We have been here for just 24 hours, and Cindy has accomplished some of the first items on the list: an escorted doctor visit, lists of medications, face-to-face evaluation of the situation.
I have installed Wi-Fi on their iMac (for our own convenience), tightened a dangerously and precariously loose blade on their ceiling fan, and demonstrated to them the joys of the attic fan. (They have stopped running the air conditioner, because keeping the house at 61 degrees when the outside is 99 is so expensive. It is considerably less hot than that now, but the house can be sweltering anyway.)
Alas, however, they don't like the fan because of the dirt and dust that the incoming air introduces into the house and the curtains it blows on its way in. (To clarify: This is in the middle of the suburbs; there is no perceptible incoming contamination.)
The trailer, sitting in the sun but with windows open, is more pleasant inside.
It has been a bit warm; sunny, and obviously humid. However the nights are cool and filled with the sounds of lovelorn insects--something that we both miss. (Last night we had crickets, katydids, cicadas, things I don't know [never did], and a barred owl. Excellent!)

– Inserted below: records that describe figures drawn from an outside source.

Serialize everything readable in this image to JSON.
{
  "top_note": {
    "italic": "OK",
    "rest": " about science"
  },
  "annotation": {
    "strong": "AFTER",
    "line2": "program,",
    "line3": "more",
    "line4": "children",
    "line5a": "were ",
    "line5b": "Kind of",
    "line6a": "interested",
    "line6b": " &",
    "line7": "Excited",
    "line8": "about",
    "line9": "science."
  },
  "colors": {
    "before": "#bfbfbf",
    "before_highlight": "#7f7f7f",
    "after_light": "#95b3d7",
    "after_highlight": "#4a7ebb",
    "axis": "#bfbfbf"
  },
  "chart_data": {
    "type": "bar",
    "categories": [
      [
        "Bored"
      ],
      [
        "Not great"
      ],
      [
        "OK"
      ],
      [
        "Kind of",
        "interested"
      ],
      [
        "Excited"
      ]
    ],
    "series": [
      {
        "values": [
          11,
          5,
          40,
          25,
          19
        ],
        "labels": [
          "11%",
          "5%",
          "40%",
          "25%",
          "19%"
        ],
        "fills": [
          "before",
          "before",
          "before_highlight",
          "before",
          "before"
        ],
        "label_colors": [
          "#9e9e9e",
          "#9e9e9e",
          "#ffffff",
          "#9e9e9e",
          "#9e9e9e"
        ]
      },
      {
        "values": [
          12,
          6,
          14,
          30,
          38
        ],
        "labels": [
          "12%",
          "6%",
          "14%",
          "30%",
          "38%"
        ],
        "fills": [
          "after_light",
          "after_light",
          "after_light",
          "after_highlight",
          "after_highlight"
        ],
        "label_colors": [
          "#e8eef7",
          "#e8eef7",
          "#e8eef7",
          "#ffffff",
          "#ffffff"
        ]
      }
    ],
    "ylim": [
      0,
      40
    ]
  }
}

Rush hour through Denver yesterday morning and through Kansas City in the afternoon were nearly nothing. Furthermore, the arterials here in Independence were nearly deserted as we drove between the freeway exit and the destination neighborhood.
Very different.
The trip was tough but not difficult; the challenge was in its length compressed into as few hours as possible. For Cindy, the next weeks (expected to number four) may be far tougher. Her father and his wife are likely to feel similarly.
More later, should anything interesting occur.